PwC comments on the FSB Task Force on Climate-related Financial Disclosures (TCFD) 2019 Status Report on Climate-related Financial Reporting
Over the past 2-3 years it has become increasingly accepted that climate change is a financial issue, as well as an environmental and societal one. Regulators, investors, companies and individuals are now more focused on the consequences of climate change on the performance of companies that they regulate, invest in, work for or buy from. Only through better disclosure by companies across the G20 will we have a greater understanding of the impacts of climate change and our ability to transition to a low carbon, low risk and high growth economy.
The FSB Task Force on Climate-related Financial Disclosures (TCFD) is at the centre of efforts to encourage greater disclosure. Today’s release of the second TCFD Status Report shows a further increase in companies supporting and disclosing against the recommendations, with nearly 800 organisations supporting the TCFD, an increase of 50% since September 2018. 70% of the companies reviewed are disclosing against at least one recommendation and a similar number planning to fully disclose within three years.
Commenting on the FSB's Task Force on Climate-related Financial Disclosures (TCFD) 2019 Status Report, Jon Williams, sustainability & climate change partner at PwC and TCFD member said:
“It’s really positive to see the increase in companies supporting the TCFD and beginning to disclose against its recommendations. We expect the momentum to continue, driven by the financial institutions responsible for assets of nearly $118 trillion who have signed up as TCFD supporters and regulators that supervise them. We know companies are finding it a challenge, particularly in respect of scenarios analysis, a lack of data availability and the need for standardised metrics and targets. We also know that users of disclosures want to see more on the financial implications of climate-related impacts on companies.
“It’s vital that financial institutions better manage the risks and opportunities that addressing climate change will bring. The more companies know about the risks they face, and the better they disclose the financial impacts, the faster and more effectively they can address them.

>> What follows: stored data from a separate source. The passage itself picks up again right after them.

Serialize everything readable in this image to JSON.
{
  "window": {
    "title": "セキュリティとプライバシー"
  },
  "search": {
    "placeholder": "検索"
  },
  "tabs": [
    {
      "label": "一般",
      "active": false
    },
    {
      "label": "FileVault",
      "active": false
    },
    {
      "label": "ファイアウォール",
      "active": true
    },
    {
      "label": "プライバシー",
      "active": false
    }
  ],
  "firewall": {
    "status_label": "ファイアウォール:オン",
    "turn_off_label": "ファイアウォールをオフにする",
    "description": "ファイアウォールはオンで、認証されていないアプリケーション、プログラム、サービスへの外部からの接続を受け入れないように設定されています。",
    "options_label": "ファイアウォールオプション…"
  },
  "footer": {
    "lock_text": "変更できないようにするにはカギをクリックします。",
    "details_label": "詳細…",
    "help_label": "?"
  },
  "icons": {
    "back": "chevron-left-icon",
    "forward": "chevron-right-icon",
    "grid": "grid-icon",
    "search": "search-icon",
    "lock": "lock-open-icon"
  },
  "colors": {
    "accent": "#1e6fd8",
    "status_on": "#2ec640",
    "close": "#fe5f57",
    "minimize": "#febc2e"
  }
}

"Data is a limitation in the monitoring of disclosures and we’ve played an important role in closing this gap. Our custom-built AI tool has been invaluable in enabling the analytics and insights used in the status report – reviewing the uptake of the Task Force’s recommendations.
Commenting on PwC’s role in developing the technology for the AI review, Euan Cameron partner and artificial intelligence leader at PwC UK said:
“This tech-enabled solution enables us to automate the generation of a comprehensive set of insights on whether businesses are doing enough to disclose the financial impacts of climate change on their businesses. It is a huge development and one that emphasises our commitment to help solve the world’s important problems.
“Publicly-available documents, such as annual reports, often hold important information but have been difficult to review on a large-scale. Using natural language processing and machine learning, we have been able to learn from previous review exercises in order to identify TCFD-related disclosures quickly and reliably.
“Our custom-built AI tool allows us to help companies understand the potential impacts of climate change on their business by monitoring TCFD disclosures, providing valuable insight to both investors and regulators.”